Cezaevinden gönderdiği mesajında Selda Bağcan’ın dizeleriyle konuşan Antalya Büyükşehir Belediye Başkanı Muhittin Böcek, “Demir parmaklıklar bir bedeni hapsedebilir ama inancımı, umudumu, mücadele azmimi asla zapt edemezler” dedi. “Ben ölmedim ki” sözleriyle hem adalet çağrısı yaptı hem de direniş mesajı verdi.
Dikkat ediyor musunuz?
Antalya basını her gün Muhittin Böcek ile yatıyor, Muhittin Böcek ile kalkıyor.
Yanlış anlaşılmasın, bunu eleştirmek için söylemiyorum.
Elbette haber değeri var, sonuçta kentimizin seçilmiş Büyükşehir Belediye Başkanı.
Ama keşke sadece siyasetiyle değil, demir parmaklıklar ardında nasıl yaşadığını, nasıl bir mücadele verdiğini de biraz konuşsalar.
Ben bu konuyu evirip çevirmeden bir kez daha gündeme getireceğim.
Çünkü ortada bir haksızlık var, hem de göz göre göre.
Döşemealtı L Tipi Cezaevi’nde tutuklu bulunan Antalya Büyükşehir Belediye Başkanı Muhittin Böcek’in haksız yere tutuklandığını defalarca yazdım, yine yazıyorum.
Evet, oğluna yönelik bazı iddialar var. “Yolsuzluk yaptı, babasının nüfuzunu kullandı” diyorlar. Buraya kadar tamam.
Lakin,
Oğlu Gökhan Böcek hakkında bu iddialar ne kadar ciddi olursa olsun, hukuken masumiyet karinesi vardır.
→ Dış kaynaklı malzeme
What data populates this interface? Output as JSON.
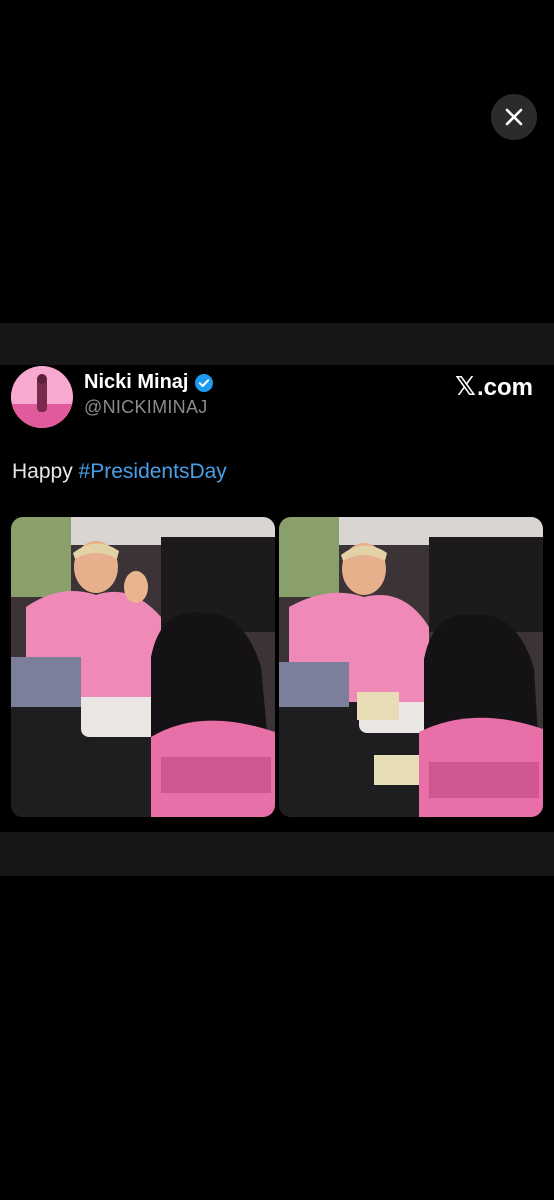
{
  "viewer": {
    "close_icon": "close-icon"
  },
  "tweet": {
    "author": {
      "display_name": "Nicki Minaj",
      "handle": "@NICKIMINAJ",
      "verified_icon": "verified-badge-icon"
    },
    "source": {
      "logo_icon": "x-logo-icon",
      "logo_text": ".com"
    },
    "text": {
      "prefix": "Happy ",
      "hashtag": "#PresidentsDay"
    },
    "media": [
      {
        "name": "photo-1"
      },
      {
        "name": "photo-2"
      }
    ]
  },
  "colors": {
    "background": "#000000",
    "band": "#161616",
    "hashtag": "#4a9fe6",
    "handle": "#8b8b8b",
    "verified": "#1d9bf0"
  }
}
Suçu varsa cezasını çeksin.
Ama baba Böcek’in kabahati ne?
Yahu hepimizin çocuğu var,
Evirmeden kıvırmadan dost doğru söyleyin:
“Hangimiz çocuklarımıza söz geçirebiliyoruz ki?”
Evlat sahibi olmak zor, evlatla imtihan daha da zor. Onu gütmek daha da zor.
O yüzden kimse “evladına sahip çıkmadı” diye büyük konuşmasın.
Kınarsanız emin olun siz de aynısını yaşarsınız.
O da bir baba, o da bir insan.
Geçelim Başkan Böcek’in son mesajına…
Cezaevinden gönderdiği mesajında, Selda Bağcan’ın “Ben Ölmedim Ki” türküsünden dizelerle duygularını anlatmış.
Diyor ki:
“Tüm baskılara göğüs geriyorum.
Kimseye aman dilemem.
Yalnız Allah’a ve Türk adaletine hesap veririm.
Siyasi oyunlara diz çökmem.”
Bu sözlerle sadece bir başkan olarak değil, bir insan olarak da onurlu bir duruş sergiliyor.
“Torosların evladı” olarak tanınan Böcek, “Ben ölmedim ki” diyerek umut, direniş ve inanç mesajı veriyor.
Türküde geçen şu dizeler de aslında onun ruh halini özetliyor:
“Sevinmesin ey zalımlar
Öldüğüme benim benim
Yiğit ölmez kolay kolay
Ben ölmedim ki, ben ölmedim ki…”
“Denizlerin dalgasıyım,
Ben halkımın kavgasıyım,
Yarınların sevdasıyım,
Yenilmedim ki…”
Böcek’in mesajında bir başka dikkat çekici ifade var:
“Demir parmaklıklar bir bedeni hapsedebilir ama inancımızı, umudumuzu, mücadele azmimizi asla zapt edemeyecek.”
Bu söz, onun hâlâ pes etmediğini, aksine içinden daha büyük bir direnç doğduğunu gösteriyor.
Yine geçtiğimiz günlerde bana ulaşan bir mesajda, CHP’li bir avukata ve eski milletvekili Tuncay Ercenk’e gönderdiği notta,
“Kara kaplı defterde çok not var. Keser döner, sap döner, gün gelir hesap döner.” demiş.
Bu cümle, aslında çok şey anlatıyor.
İtirafçı adı altında iftira atanlara, ihanet edenlere, hem de “yol arkadaşıyım” deyip sırtını dönenlere, satanlara, kahpelere ince bir gönderme.
Velhasıl kelam,
Böcek’in mesajı net:
“Hesap vermeye de, hesap sormaya da hazırım.”
Bu cümlede hem bir isyan, hem bir adalet beklentisi var.
O demir parmaklıkların ardında bir beden hapsedilmiş olabilir ama bir inanç, bir umut, bir mücadele hâlâ dimdik ayakta.